Reputation: 1587
Using Python lxml library, I'm trying to parse a XML document as follows:
<ns:searchByScientificNameResponse xmlns:ns="http://itis_service.itis.usgs.gov">
<ns:return xmlns:ax21="http://data.itis_service.itis.usgs.gov/xsd" xmlns:ax23="http://metadata.itis_service.itis.usgs.gov/xsd" xmlns:ax26="http://itis_service.itis.usgs.gov/xsd" xmlns:xsi="http://www.w3.org/2001/XMLSchema-instance" xsi:type="ax21:SvcScientificNameList">
<ax21:scientificNames xsi:type="ax21:SvcScientificName">
<ax21:tsn>26339</ax21:tsn>
<ax21:author>L.</ax21:author>
<ax21:combinedName>Vicia faba</ax21:combinedName>
<ax21:kingdom>Plantae</ax21:kingdom>
<ax21:unitInd1 xsi:nil="true" />
<ax21:unitInd2 xsi:nil="true" />
<ax21:unitInd3 xsi:nil="true" />
<ax21:unitInd4 xsi:nil="true" />
<ax21:unitName1>Vicia</ax21:unitName1>
<ax21:unitName2>faba</ax21:unitName2>
<ax21:unitName3 xsi:nil="true" />
<ax21:unitName4 xsi:nil="true" />
</ax21:scientificNames>
</ns:return>
</ns:searchByScientificNameResponse>
Specifically, I want to get the value of the "ax21:tsn" element (in this case, the integer 26339).

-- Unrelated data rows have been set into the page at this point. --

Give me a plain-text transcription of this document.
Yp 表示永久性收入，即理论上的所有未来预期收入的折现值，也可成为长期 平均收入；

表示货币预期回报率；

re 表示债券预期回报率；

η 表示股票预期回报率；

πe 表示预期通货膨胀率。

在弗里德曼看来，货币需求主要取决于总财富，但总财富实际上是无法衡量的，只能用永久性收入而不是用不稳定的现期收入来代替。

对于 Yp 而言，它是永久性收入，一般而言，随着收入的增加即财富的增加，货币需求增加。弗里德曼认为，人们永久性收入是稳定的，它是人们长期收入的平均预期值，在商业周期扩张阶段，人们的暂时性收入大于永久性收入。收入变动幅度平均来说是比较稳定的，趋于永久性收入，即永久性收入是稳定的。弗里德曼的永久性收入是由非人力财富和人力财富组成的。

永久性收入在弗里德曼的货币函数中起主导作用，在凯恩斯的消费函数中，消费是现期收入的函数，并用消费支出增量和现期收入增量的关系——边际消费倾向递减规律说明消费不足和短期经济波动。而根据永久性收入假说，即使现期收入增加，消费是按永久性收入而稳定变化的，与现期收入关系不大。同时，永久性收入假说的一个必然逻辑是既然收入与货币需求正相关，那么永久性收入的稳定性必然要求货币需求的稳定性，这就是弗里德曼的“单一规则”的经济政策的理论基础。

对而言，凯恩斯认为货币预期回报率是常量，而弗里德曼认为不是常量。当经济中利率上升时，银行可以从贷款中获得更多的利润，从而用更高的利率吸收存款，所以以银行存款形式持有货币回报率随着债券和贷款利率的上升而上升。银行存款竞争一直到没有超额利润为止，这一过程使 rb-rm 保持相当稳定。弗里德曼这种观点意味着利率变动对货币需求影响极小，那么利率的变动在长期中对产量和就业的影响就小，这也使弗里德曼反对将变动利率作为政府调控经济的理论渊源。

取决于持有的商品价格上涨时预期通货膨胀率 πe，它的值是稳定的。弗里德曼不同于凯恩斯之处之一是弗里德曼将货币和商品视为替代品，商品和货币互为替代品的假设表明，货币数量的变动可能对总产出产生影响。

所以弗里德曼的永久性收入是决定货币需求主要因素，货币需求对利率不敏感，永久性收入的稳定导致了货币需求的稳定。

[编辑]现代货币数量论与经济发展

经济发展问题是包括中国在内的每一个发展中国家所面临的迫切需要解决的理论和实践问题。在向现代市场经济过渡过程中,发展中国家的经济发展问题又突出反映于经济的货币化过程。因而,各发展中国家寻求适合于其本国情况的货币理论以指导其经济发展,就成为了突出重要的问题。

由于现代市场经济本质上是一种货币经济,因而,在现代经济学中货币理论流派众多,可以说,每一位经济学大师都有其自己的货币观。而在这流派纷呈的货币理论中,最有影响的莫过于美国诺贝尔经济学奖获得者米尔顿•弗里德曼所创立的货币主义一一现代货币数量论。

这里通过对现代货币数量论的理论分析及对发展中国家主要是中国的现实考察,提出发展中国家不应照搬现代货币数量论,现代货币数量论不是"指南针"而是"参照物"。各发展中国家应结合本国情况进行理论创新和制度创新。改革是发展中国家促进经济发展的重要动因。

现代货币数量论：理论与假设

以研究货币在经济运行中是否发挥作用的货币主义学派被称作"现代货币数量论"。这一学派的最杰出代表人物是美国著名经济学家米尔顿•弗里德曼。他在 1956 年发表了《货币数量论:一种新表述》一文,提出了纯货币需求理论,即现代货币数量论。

I tried the answers from here and here, without success. Here is my code:
import lxml.etree as ET
tree = ET.parse("sample.xml")
#print(ET.tostring(tree))
namespaces = {'ax21': 'http://data.itis_service.itis.usgs.gov/xsd'}
tsn = tree.find('scientificNames/tsn', namespaces)
print(tsn)
It just returns nothing. It there a really intelligent way of doing this using xpath?
Upvotes: 1
Views: 150
Reputation: 51052
Two problems:
scientificNames
is not a direct child of the root element; it is a grandchild.
You need to use the ax21
prefix in the XPath expression.
The following works:
tsn = tree.find('.//ax21:scientificNames/ax21:tsn', namespaces)
Or simply:
tsn = tree.find('.//ax21:tsn', namespaces)
Upvotes: 2